Children First has held several symposiums where students told us what they need:

  1. Schools need mental health services on site, with skilled professionals that know how to help kids.
  2. Schools must be places where mental health first aid is practiced by all adults and students.
  3. Schools can be improved by teaching students mental health coping skills so they can learn.
  4. Teachers should be trained in mental health basics and brain development so they can reinforce positive coping skills and ensure students are aided in de-escalating their feelings or situations.
  5. Counseling/therapeutic services must honor a student’s racial and cultural identity and tap all the assets in that student’s life to help them mentally heal.
  6. Before and after school programs where youth can form relationships with caring adults can boost student mental well- being.
  7. Schools can be trauma-informed and trauma-responsive places that meet students where they are and provide safe adults to support them in navigating their mental and emotional wellness.

In these symposiums we heard from students in Oregon, Washington, and Texas who shared extraordinary experiences attending schools where mental health is front and center.

The administrators of these schools had resources at their disposal to help students and staff establish school-based mental health practices standards and provide students with mental health supports from competent and caring teachers and mental health professionals. And, fortunately for the students in these states, state revenues, or in the case of Texas, where state taxes on oil and gas are sent directly to school districts, districts have significantly more state- level resources to meet the full range of needs to support student success compared to Pennsylvania.
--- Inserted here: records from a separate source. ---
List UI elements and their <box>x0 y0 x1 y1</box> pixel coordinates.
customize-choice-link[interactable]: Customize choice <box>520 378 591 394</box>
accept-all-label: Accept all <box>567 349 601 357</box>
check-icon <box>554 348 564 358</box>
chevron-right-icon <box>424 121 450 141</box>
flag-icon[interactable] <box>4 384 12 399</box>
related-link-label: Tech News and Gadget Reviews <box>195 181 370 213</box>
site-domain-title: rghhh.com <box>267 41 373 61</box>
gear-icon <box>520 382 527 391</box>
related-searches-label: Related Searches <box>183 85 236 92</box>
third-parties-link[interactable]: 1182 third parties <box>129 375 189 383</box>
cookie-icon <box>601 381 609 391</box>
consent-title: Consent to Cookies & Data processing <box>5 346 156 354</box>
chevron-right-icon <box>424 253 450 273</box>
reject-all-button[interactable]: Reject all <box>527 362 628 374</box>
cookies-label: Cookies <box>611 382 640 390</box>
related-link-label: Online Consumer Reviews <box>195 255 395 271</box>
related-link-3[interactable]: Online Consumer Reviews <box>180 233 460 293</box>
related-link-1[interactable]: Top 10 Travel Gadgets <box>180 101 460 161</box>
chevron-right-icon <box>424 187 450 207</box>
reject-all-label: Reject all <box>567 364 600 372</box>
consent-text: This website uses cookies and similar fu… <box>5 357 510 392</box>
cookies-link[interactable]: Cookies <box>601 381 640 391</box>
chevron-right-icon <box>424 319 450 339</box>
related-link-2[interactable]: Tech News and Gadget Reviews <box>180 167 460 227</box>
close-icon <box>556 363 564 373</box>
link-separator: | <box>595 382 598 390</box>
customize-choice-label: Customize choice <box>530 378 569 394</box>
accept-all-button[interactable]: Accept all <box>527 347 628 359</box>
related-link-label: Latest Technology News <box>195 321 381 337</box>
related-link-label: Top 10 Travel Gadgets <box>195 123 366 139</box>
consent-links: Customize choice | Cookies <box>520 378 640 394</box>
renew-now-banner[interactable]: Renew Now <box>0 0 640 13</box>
We also introduced parents and students to the inspiring work of Dr. Shawn Ginwright who you heard from at this hearing. We are a proud partner with the School District, helping to implement the Healing Center Engagement practices. Fortunately, COVID relief funds are making this groundbreaking work with young people possible. Upper Darby is another example of a district, when given the resources, invests in youth mental health because it’s so essential to student success. Like Philadelphia, they are spending a portion of COVID relief funds on a district-wide mental health initiative that trains teachers in classroom management practices based on the principles of mental health first aid. They are also embedding school-based access to mental health services in partnership with Lakeside Services, a nationally recognized pioneer in trauma-informed youth mental health practices based only a few miles from here in North Wales.
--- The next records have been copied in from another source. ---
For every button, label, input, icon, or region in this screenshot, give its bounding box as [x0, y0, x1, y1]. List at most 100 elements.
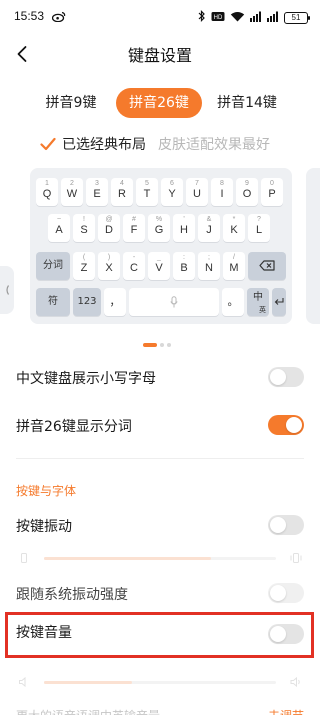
bracket-icon — [6, 285, 10, 295]
enter-icon — [274, 297, 284, 305]
setting-show-lowercase-label: 中文键盘展示小写字母 — [16, 371, 156, 387]
slider-track — [44, 681, 276, 684]
section-divider — [16, 458, 304, 459]
follow-system-vibration-toggle[interactable] — [268, 583, 304, 603]
key-e: 3E — [86, 178, 108, 206]
toggle-knob — [270, 369, 286, 385]
key-period: 。 — [222, 288, 244, 316]
skin-hint: 皮肤适配效果最好 — [158, 137, 270, 153]
vibration-strength-slider[interactable] — [16, 548, 304, 568]
key-k: * K — [223, 214, 245, 242]
key-b: :B — [173, 252, 195, 280]
carousel-indicator — [143, 342, 171, 348]
key-vibration-toggle[interactable] — [268, 515, 304, 535]
key-u: 7U — [186, 178, 208, 206]
selected-layout-label: 已选经典布局 — [62, 137, 146, 153]
layout-tabs: 拼音9键 拼音26键 拼音14键 — [0, 88, 320, 118]
key-comma: ， — [104, 288, 126, 316]
status-time: 15:53 — [14, 9, 45, 23]
key-z: (Z — [73, 252, 95, 280]
key-a: ~ A — [48, 214, 70, 242]
key-x: ) X — [98, 252, 120, 280]
tab-pinyin-14[interactable]: 拼音14键 — [212, 88, 282, 118]
signal-icon-2 — [267, 11, 279, 25]
key-space — [129, 288, 219, 316]
svg-text:HD: HD — [214, 15, 223, 21]
hd-network-icon: HD — [211, 11, 225, 25]
key-volume-slider[interactable] — [16, 672, 304, 692]
highlight-box — [5, 612, 314, 658]
vibration-low-icon — [21, 553, 27, 563]
toggle-knob — [286, 417, 302, 433]
bottom-partial-setting: 更大的语音语调中英输音量 — [16, 707, 160, 715]
status-bar: 15:53 HD 51 — [0, 0, 320, 32]
wifi-icon — [230, 11, 245, 25]
show-segment-toggle[interactable] — [268, 415, 304, 435]
indicator-dot — [167, 343, 171, 347]
key-delete — [248, 252, 286, 280]
setting-show-segment: 拼音26键显示分词 — [0, 406, 320, 446]
setting-show-segment-label: 拼音26键显示分词 — [16, 419, 132, 435]
key-r: 4R — [111, 178, 133, 206]
language-main-label: 中 — [253, 292, 263, 303]
setting-key-vibration-label: 按键振动 — [16, 519, 72, 535]
indicator-dot-active — [143, 343, 157, 347]
weibo-icon — [51, 11, 66, 22]
key-d: @ D — [98, 214, 120, 242]
tab-pinyin-9[interactable]: 拼音9键 — [38, 88, 104, 118]
key-g: % G — [148, 214, 170, 242]
check-icon — [40, 137, 56, 151]
vibration-high-icon — [290, 553, 302, 563]
keyboard-settings-screen: 15:53 HD 51 键盘设置 拼音9键 拼音26键 拼音14键 已选经典布局… — [0, 0, 320, 715]
slider-fill — [44, 681, 133, 684]
key-h: ' H — [173, 214, 195, 242]
toggle-knob — [270, 517, 286, 533]
volume-high-icon — [290, 676, 300, 688]
key-v: _ V — [148, 252, 170, 280]
tab-pinyin-26[interactable]: 拼音26键 — [116, 88, 202, 118]
setting-follow-system-vibration-label: 跟随系统振动强度 — [16, 587, 128, 603]
key-n: ; N — [198, 252, 220, 280]
key-o: 9O — [236, 178, 258, 206]
setting-key-vibration: 按键振动 — [0, 506, 320, 546]
key-q: 1Q — [36, 178, 58, 206]
slider-track — [44, 557, 276, 560]
bottom-partial-link[interactable]: 去调节 — [268, 707, 304, 715]
key-l: ? L — [248, 214, 270, 242]
keyboard-preview[interactable]: 1Q 2W 3E 4R 5T 6Y 7U 8I 9O 0P ~ A ! S @ D #… — [30, 168, 292, 324]
setting-follow-system-vibration: 跟随系统振动强度 — [0, 574, 320, 614]
volume-low-icon — [19, 676, 26, 688]
microphone-icon — [170, 296, 178, 308]
key-t: 5T — [136, 178, 158, 206]
layout-selection: 已选经典布局 皮肤适配效果最好 — [40, 134, 270, 154]
next-layout-peek[interactable] — [306, 168, 320, 324]
setting-show-lowercase: 中文键盘展示小写字母 — [0, 358, 320, 398]
key-s: ! S — [73, 214, 95, 242]
key-f: # F — [123, 214, 145, 242]
key-m: / M — [223, 252, 245, 280]
key-c: -C — [123, 252, 145, 280]
key-language-switch: 中英 — [247, 288, 269, 316]
slider-fill — [44, 557, 212, 560]
key-w: 2W — [61, 178, 83, 206]
previous-layout-peek[interactable] — [0, 266, 14, 314]
toggle-knob — [270, 585, 286, 601]
backspace-icon — [259, 259, 275, 271]
bluetooth-icon — [198, 10, 206, 25]
header: 键盘设置 — [0, 38, 320, 72]
key-segment: 分词 — [36, 252, 70, 280]
indicator-dot — [160, 343, 164, 347]
section-keys-font: 按键与字体 — [16, 484, 77, 498]
language-sub-label: 英 — [259, 306, 266, 314]
signal-icon-1 — [250, 11, 262, 25]
key-123: 123 — [73, 288, 101, 316]
key-j: & J — [198, 214, 220, 242]
battery-icon: 51 — [284, 11, 310, 24]
key-symbol: 符 — [36, 288, 70, 316]
key-p: 0P — [261, 178, 283, 206]
key-enter — [272, 288, 286, 316]
show-lowercase-toggle[interactable] — [268, 367, 304, 387]
key-y: 6Y — [161, 178, 183, 206]
key-i: 8I — [211, 178, 233, 206]
status-icons: HD 51 — [198, 10, 310, 25]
How telling, and tragic is it that the capacity for these two low-wealth, highly diverse districts to have the resources to give their students the mental health supports needed to enable learning comes from federal relief funds from the worst pandemic in the last 100 years. This research- based work that uses the basics of brain science to help our students is the lifeline that these students need. That research points to robust school mental health programing and services which must be considered an essential cost covered by an adequate Basic Education Funding line-item.
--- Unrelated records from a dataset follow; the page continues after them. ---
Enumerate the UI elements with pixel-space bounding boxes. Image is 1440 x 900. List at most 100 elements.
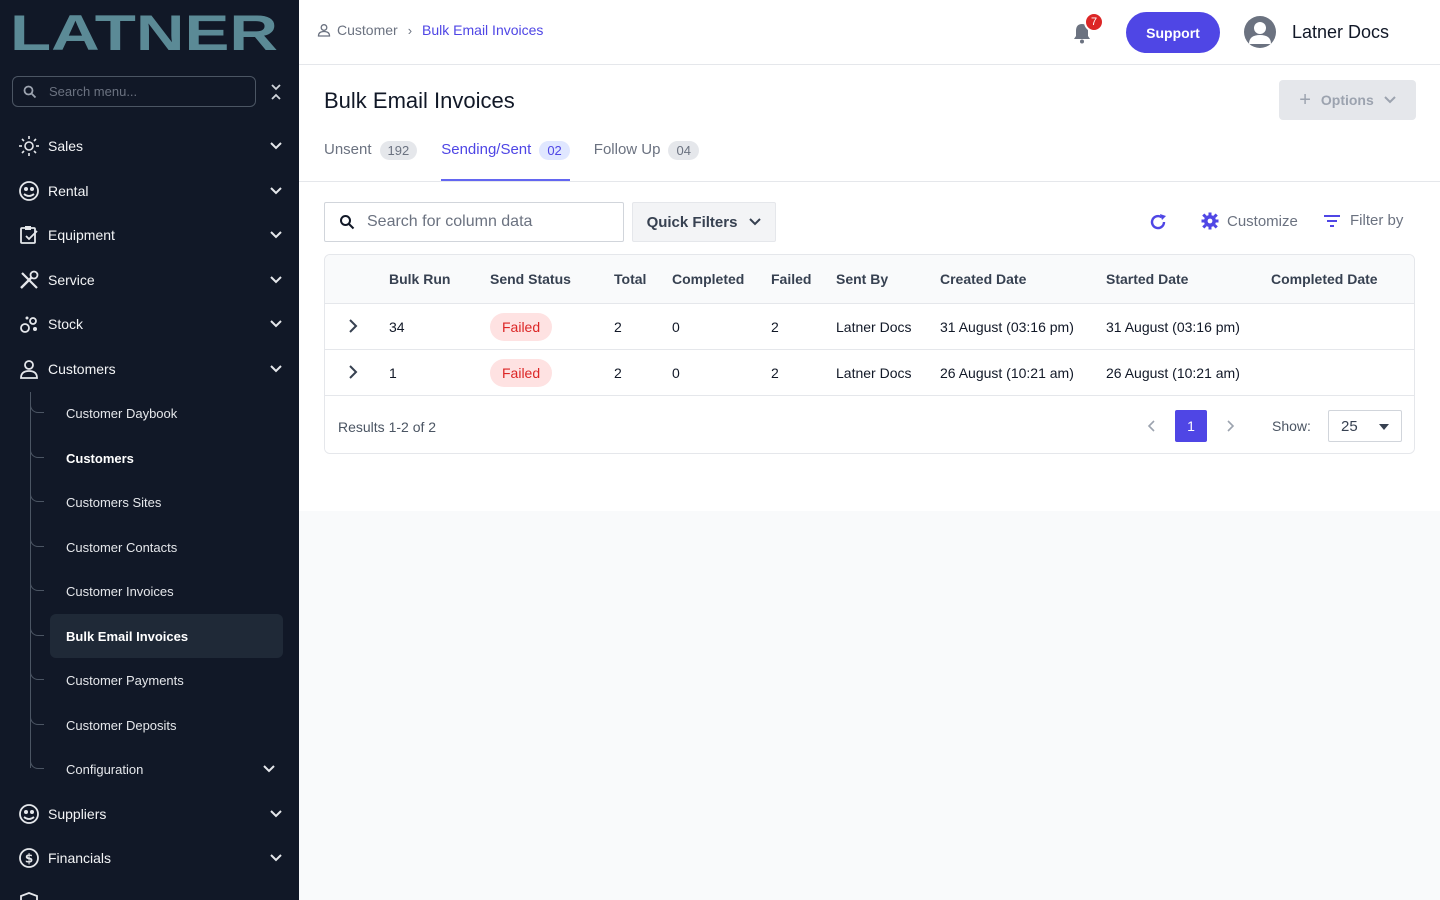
subitem-label: Customer Deposits bbox=[66, 717, 177, 733]
subitem-label: Customer Contacts bbox=[66, 539, 178, 555]
chevron-down-icon bbox=[270, 854, 282, 862]
sidebar-subitem-customer-deposits[interactable]: Customer Deposits bbox=[30, 703, 283, 747]
stock-icon bbox=[18, 313, 40, 335]
column-header[interactable]: Failed bbox=[771, 271, 811, 287]
chevron-down-icon bbox=[263, 765, 275, 773]
financials-icon: $ bbox=[18, 847, 40, 869]
sidebar-subitem-customers-sites[interactable]: Customers Sites bbox=[30, 480, 283, 524]
sidebar-item-financials[interactable]: $ Financials bbox=[18, 840, 286, 876]
sidebar-item-label: Rental bbox=[48, 183, 89, 199]
tab-count: 192 bbox=[379, 141, 418, 160]
sales-icon bbox=[18, 135, 40, 157]
column-header[interactable]: Sent By bbox=[836, 271, 888, 287]
customize-button[interactable]: Customize bbox=[1201, 212, 1298, 230]
column-search-input[interactable] bbox=[367, 213, 607, 231]
cell-bulk-run: 1 bbox=[389, 365, 397, 381]
cell-started-date: 26 August (10:21 am) bbox=[1106, 365, 1240, 381]
page-button-current[interactable]: 1 bbox=[1175, 410, 1207, 442]
sidebar-subitem-customer-contacts[interactable]: Customer Contacts bbox=[30, 525, 283, 569]
sidebar-item-sales[interactable]: Sales bbox=[18, 128, 286, 164]
column-header[interactable]: Started Date bbox=[1106, 271, 1188, 287]
caret-down-icon bbox=[1379, 424, 1389, 430]
column-header[interactable]: Completed Date bbox=[1271, 271, 1378, 287]
breadcrumb-customer[interactable]: Customer bbox=[317, 22, 398, 38]
tabs: Unsent 192 Sending/Sent 02 Follow Up 04 bbox=[324, 135, 723, 181]
topbar: Customer › Bulk Email Invoices 7 Support… bbox=[299, 0, 1440, 65]
page-size-value: 25 bbox=[1341, 417, 1358, 435]
column-header[interactable]: Send Status bbox=[490, 271, 571, 287]
page-size-select[interactable]: 25 bbox=[1328, 410, 1402, 442]
sidebar-item-label: Service bbox=[48, 272, 95, 288]
sidebar-item-partial[interactable] bbox=[18, 884, 286, 900]
sidebar-item-customers[interactable]: Customers bbox=[18, 351, 286, 387]
chevron-down-icon bbox=[270, 231, 282, 239]
menu-search[interactable] bbox=[12, 76, 256, 107]
subitem-label: Configuration bbox=[66, 761, 144, 777]
chevron-down-icon bbox=[270, 810, 282, 818]
sidebar-subitem-customer-payments[interactable]: Customer Payments bbox=[30, 658, 283, 702]
subitem-label: Customer Invoices bbox=[66, 583, 174, 599]
column-header[interactable]: Completed bbox=[672, 271, 744, 287]
service-icon bbox=[18, 269, 40, 291]
sidebar-subitem-configuration[interactable]: Configuration bbox=[30, 747, 283, 791]
options-button[interactable]: + Options bbox=[1279, 80, 1416, 120]
column-header[interactable]: Created Date bbox=[940, 271, 1026, 287]
content-panel: Quick Filters Customize Filter by Bulk R… bbox=[299, 182, 1440, 511]
chevron-down-icon bbox=[270, 142, 282, 150]
notification-badge: 7 bbox=[1084, 12, 1104, 32]
filter-icon bbox=[1324, 214, 1340, 227]
sidebar-item-stock[interactable]: Stock bbox=[18, 306, 286, 342]
sidebar-subitem-customer-invoices[interactable]: Customer Invoices bbox=[30, 569, 283, 613]
column-search[interactable] bbox=[324, 202, 624, 242]
cell-completed: 0 bbox=[672, 365, 680, 381]
user-icon bbox=[317, 24, 331, 37]
column-header[interactable]: Total bbox=[614, 271, 646, 287]
chevron-down-icon bbox=[270, 187, 282, 195]
chevron-left-icon[interactable] bbox=[1145, 419, 1159, 433]
sidebar-item-label: Equipment bbox=[48, 227, 115, 243]
sidebar-item-suppliers[interactable]: Suppliers bbox=[18, 796, 286, 832]
customers-icon bbox=[18, 358, 40, 380]
status-badge: Failed bbox=[490, 313, 553, 341]
tab-sending-sent[interactable]: Sending/Sent 02 bbox=[441, 135, 570, 181]
sidebar-item-label: Suppliers bbox=[48, 806, 107, 822]
quick-filters-button[interactable]: Quick Filters bbox=[632, 202, 776, 242]
subitem-label: Customer Daybook bbox=[66, 405, 178, 421]
table-row[interactable]: 1 Failed 2 0 2 Latner Docs 26 August (10… bbox=[325, 350, 1414, 396]
subitem-label: Customers Sites bbox=[66, 494, 162, 510]
filter-by-button[interactable]: Filter by bbox=[1324, 212, 1403, 229]
gear-icon bbox=[1201, 212, 1219, 230]
options-label: Options bbox=[1320, 92, 1374, 108]
cell-created-date: 26 August (10:21 am) bbox=[940, 365, 1074, 381]
chevron-down-icon bbox=[1384, 96, 1396, 104]
support-button[interactable]: Support bbox=[1126, 12, 1220, 53]
chevron-right-icon[interactable] bbox=[1223, 419, 1237, 433]
sidebar-subitem-bulk-email-invoices[interactable]: Bulk Email Invoices bbox=[30, 614, 283, 658]
tab-unsent[interactable]: Unsent 192 bbox=[324, 135, 418, 181]
tab-count: 04 bbox=[668, 141, 699, 160]
search-icon bbox=[340, 215, 355, 230]
breadcrumb-current[interactable]: Bulk Email Invoices bbox=[422, 22, 543, 38]
menu-search-input[interactable] bbox=[49, 84, 239, 99]
latner-logo[interactable]: LATNER bbox=[10, 12, 280, 52]
user-name: Latner Docs bbox=[1292, 21, 1390, 42]
collapse-sidebar-icon[interactable] bbox=[268, 82, 284, 102]
cell-total: 2 bbox=[614, 365, 622, 381]
suppliers-icon bbox=[18, 803, 40, 825]
logo-text: LATNER bbox=[10, 12, 278, 52]
tab-follow-up[interactable]: Follow Up 04 bbox=[594, 135, 699, 181]
cell-created-date: 31 August (03:16 pm) bbox=[940, 319, 1074, 335]
chevron-right-icon[interactable] bbox=[345, 318, 361, 334]
chevron-down-icon bbox=[749, 218, 762, 226]
sidebar-subitem-customers[interactable]: Customers bbox=[30, 436, 283, 480]
sidebar-item-equipment[interactable]: Equipment bbox=[18, 217, 286, 253]
sidebar-subitem-customer-daybook[interactable]: Customer Daybook bbox=[30, 391, 283, 435]
sidebar-item-service[interactable]: Service bbox=[18, 262, 286, 298]
user-menu[interactable]: Latner Docs bbox=[1244, 16, 1389, 48]
refresh-icon[interactable] bbox=[1148, 212, 1168, 232]
sidebar-item-rental[interactable]: Rental bbox=[18, 173, 286, 209]
cell-sent-by: Latner Docs bbox=[836, 365, 912, 381]
column-header[interactable]: Bulk Run bbox=[389, 271, 450, 287]
chevron-right-icon[interactable] bbox=[345, 364, 361, 380]
table-row[interactable]: 34 Failed 2 0 2 Latner Docs 31 August (0… bbox=[325, 304, 1414, 350]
Last week, we participated in a full day of training for 300 school nurses who work in private, charter, and public high schools. These nurses are looking for help meeting the mental health needs of children in their schools.

We don’t need new school governance models or new private school options for these students because, sadly, when it comes to kids with mental health challenges, there is ample data to show that these are not the students most charter and private schools want to enroll, and they are the students who are most often counseled out of these schools at the urging of their charter or private school administrators.

This Commission must recommend robust adequacy funding targets for each district and the appropriation needed to fairly reach those targets over three to five years. By doing so, low-wealth school districts will be able to deliver instruction and mental health services in ways that follow the science and the need and give our students the opportunity and capacity to learn.